Sample Implementation

To test the applicability of our model we derived the architecture of a Java bytecode processor from it. A simulator implements this model to verify it and to prove that adaptivity leads to a measurable performance gain. The following figure shows the architecture of the Java bytecode processor.

Model of a Java bytecode processor

Currently, the simulator adapts the communication structure to the requirements of the application (adding and removing of connections to buses, splitting and merging buses) and is able to exchange functional units.

Test Applications

To prove the effectiveness of adaptivity in the Java bytecode processor, two test applications with different characteristics had to be selected that are expected to lead to different structures. Therefore, a data dominated application (signal convolution) and a control dominated application (calculation of Ackerman's function) were chosen.

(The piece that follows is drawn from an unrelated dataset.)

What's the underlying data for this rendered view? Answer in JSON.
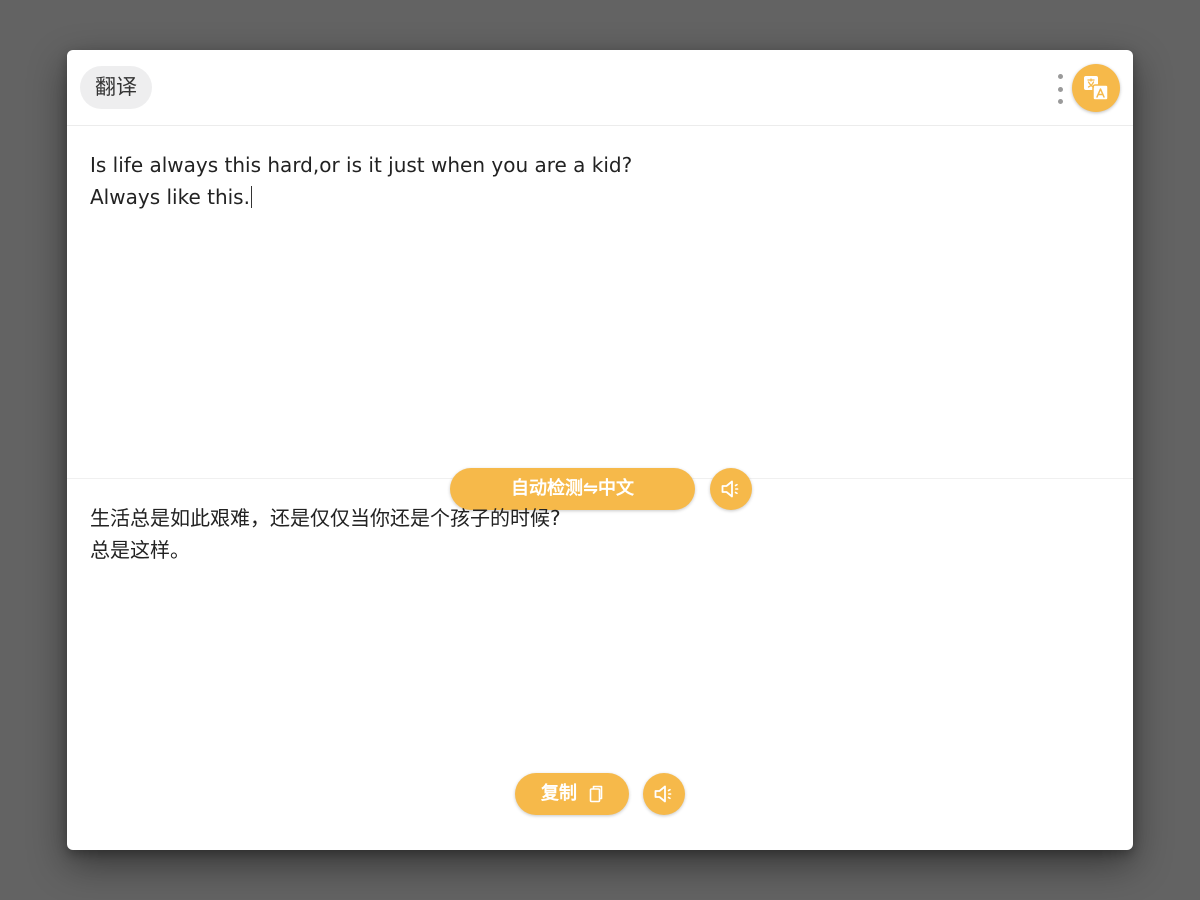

A Java program that calculates the convolution of two signals was used as the data dominated application. The control dominated application calculates Ackerman's function ack(3,2), which mainly results in recursive method calls and if-then-else structures. The resulting structures look different because of the very different usage of some functional units in the test applications. The convolution program heavily uses the object heap and the ALU, whereas the Ackerman program will use the jump unit and the method stack. Operand stack and local variable memory will be used in both applications in the same manner. The different characteristics are reflected in the appearance of different bytecodes. The convolution program consists basically of array and ALU operations. In contrast, the Ackerman program uses if-bytecodes, invokes, returns and only few ALU operations.

Results

To evaluate the speedup of the dynamic bus adaption and FU exchange in comparison to a static architecture both test programs were run in the simulator in different modes. Firstly, we measured the minimal cost (worst case performance), which results in one single bus for all components and slowest FUs. Then we measured the best case performance. Faster FUs were used if they lead to a performance improvement. It turns out, that the maximum speedup is between 23% and 29%.

Secondly, we ran the applications in adaptivity mode with a cost limit. The adaptive circuit for the convolution program performs 6% slower than the best case architecture, and the circuit for the Ackerman program is less than 1% slower than the best case circuit. The cost limit in both cases is set to 83% of the best case circuit. The next figure shows clearly, that the adaptive circuit is nearly equally fast as the best case but only requires half the cost increase compared to the cost increase of the best case.

Model of a Java bytecode processor

The following figure shows the speedup in relation to the cost limit.

Model of a Java bytecode processor

The non-monotonic characteristics of the runtime is due to coarse grained cost of the functional units. Thus, it can happen, that cost points are transfered to the FU area which results in a degradation of the communication. Probably, this behavior can be eliminated with a more elaborate heuristics.

Future Work

The aim of our future research will be:

The investigation of other architectures suitable for the AMIDAR processing model. We believe, that nearly every computing architecture with relatively powerful instruction are suitable for the AMIDAR model. These instructions will be split into tokens which are executed in parallel (see Model).
The development of real hardware that is capable to reconfigure itself according to the AMIDAR model. This requires substantial research to develop new Synthesis algorithms and tools suitable for an execution inside the system.